Station 111 will be replaced because the city of Bonney Lake is no longer interested in leasing the building out to East Pierce. The new station is planned to be built on the northwest corner of Main Street East and Veterans Memorial Drive, across the street from Thain Thai. East Pierce bought that land in 2012, according to Backer.
Stations 112 in Prairie Ridge, 114 in Lake Tapps, and 118 in Edgewood will also be replaced due to the age of the buildings — the Edgewood station was built in 1948, and the others built in the 1970s.
Additionally, a new Station 117 for the Tehaleh area will be built on the corner of Cascadia Boulevard and 181st Avenue East, land which East Pierce already owns.
The remaining $8.5 million, Backer said, will go toward tuning up or replacing EMS and firefighter vehicles.
“The medic units have just been re-chassis. They look bright and shiny today, but by the time we’re done with the first phase of this project building, they’ll need to be replaced,” Backer said during a June 19 commissioners meeting, adding that these EMS vehicles have a five-year lifespan due to the high amount of miles they drive.
Backer admitted it may be difficult selling a bond measure to voters, especially because tax payers are already paying extra property taxes for ST3 and will also be voting on raising the Pierce County Library System levy during the same election the bond measure goes to voters. But by the time ballots go out, he believes taxpayers will make the right choice.
“Unlike other capital projects in this area, you’ll see results of this in just a few short years, as opposed to 20 or 30 years down the road,” Backer told the Bonney Lake Council. “As one citizen advisory person put it, ‘I’ll probably never ride that train, but I’ll be looking up into the eyes of a paramedic one of these days.’”
Stations 113 in Sumner, 115 in East Lake Tapps, 116 in the Foothills area, and 124 in Milton may receive upgrades in the future, but those projects are not a part of this obligation bond.
OTHER EPFR UPDATES
Not all East Pierce news is about bonds and elections, and Backer was happy to tell local cities some of the smaller achievements the department has made since he last gave an update.
Two new staffers have already started to make a difference, both in the department and in the community.
“We’ve added a mechanic to our staff so that we can reduce our reliance on contract maintenance shop and reduce our cost,” Backer said. “If nothing else, it’s going to reduce our downtime on vehicles because we can get that turned around quicker.”
East Pierce has also added a community medic.

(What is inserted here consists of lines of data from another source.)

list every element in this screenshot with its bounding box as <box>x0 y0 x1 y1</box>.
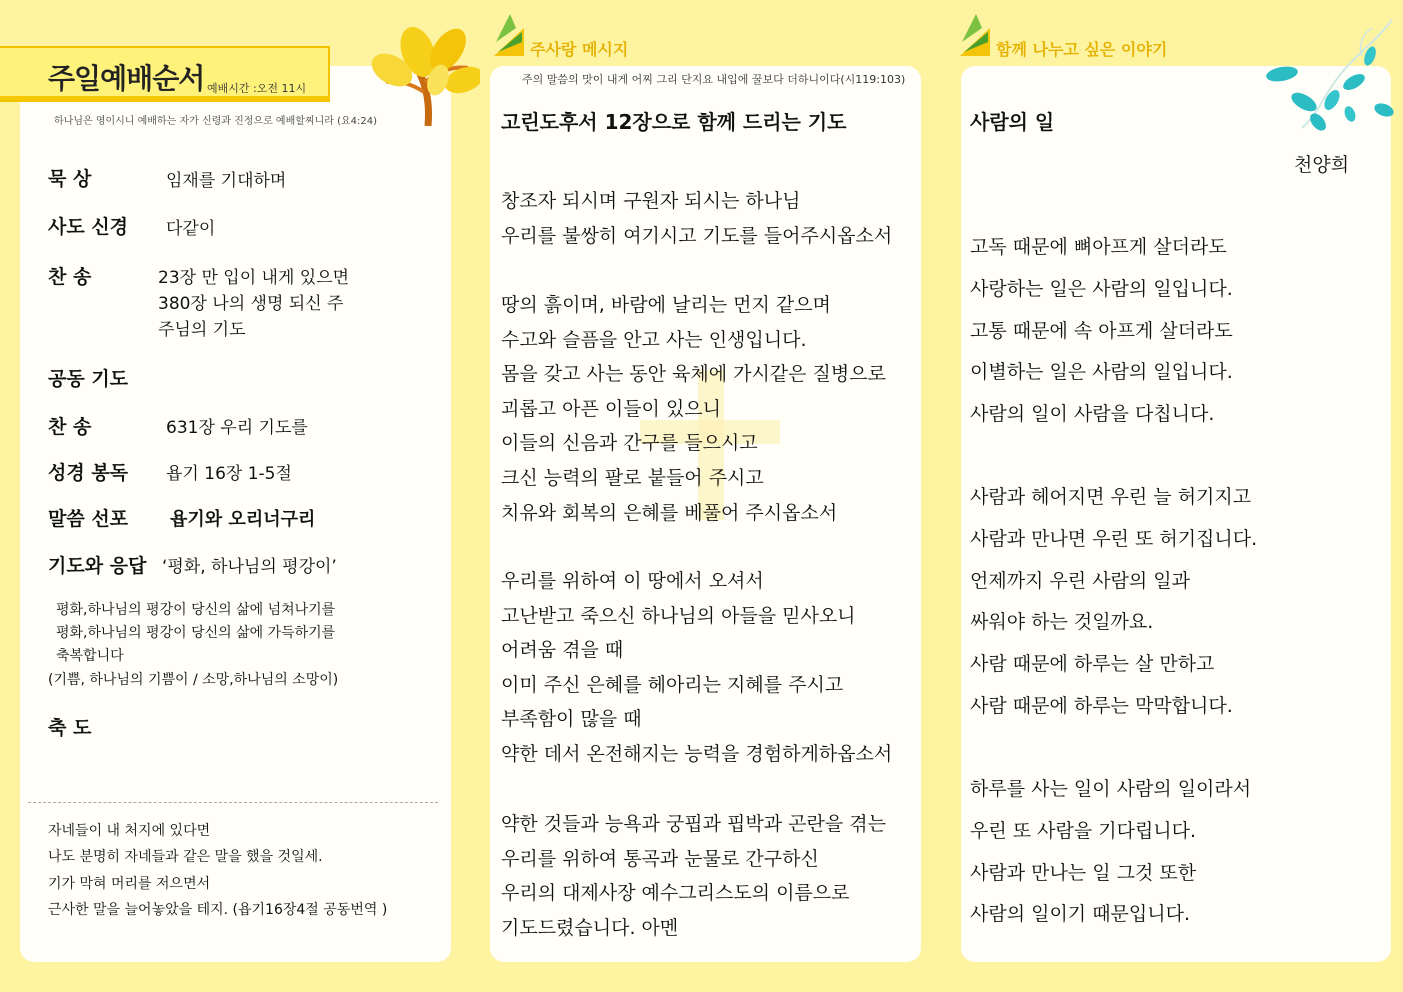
middle-header: 주사랑 메시지 <box>530 40 629 59</box>
page-title: 주일예배순서 <box>48 62 205 95</box>
footer-line-2: 나도 분명히 자네들과 같은 말을 했을 것일세. <box>48 849 323 865</box>
prayer-line: 우리의 대제사장 예수그리스도의 이름으로 <box>501 882 850 905</box>
prayer-line: 창조자 되시며 구원자 되시는 하나님 <box>501 190 801 212</box>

“That person will work with users of our system that are driving up our EMS call volume and get them in touch and lined up with the proper social services, so hopefully they can reduce their reliance on 911,” Backer continued, making special note of assisted living facilities in the district and their reliance on emergency services for non-emergencies.
According to East Pierce’s 2016 Annual Report, 911 responses to senior housing facilities has increased 42 percent between 2014 and 2016.
Speaking of non-emergencies, the department is also researching a “false alarm” policy that could charge callers when resources are spent on non-emergencies, in order to recover costs.
Additionally, the department hired nine firefighters in January 2018, thanks to a SAFER grant, and those firefighters will officially be a part of staffing levels by January 2019.
By 2020, Backer plans to add a roving medic unit that will move around the district depending on what calls are coming from which cities; by 2021, he hopes to have all companies up to three firefighters per engine.
Bringing on all these new career firefighters, however, may mean another levy lid lift is in the near future, Backer added.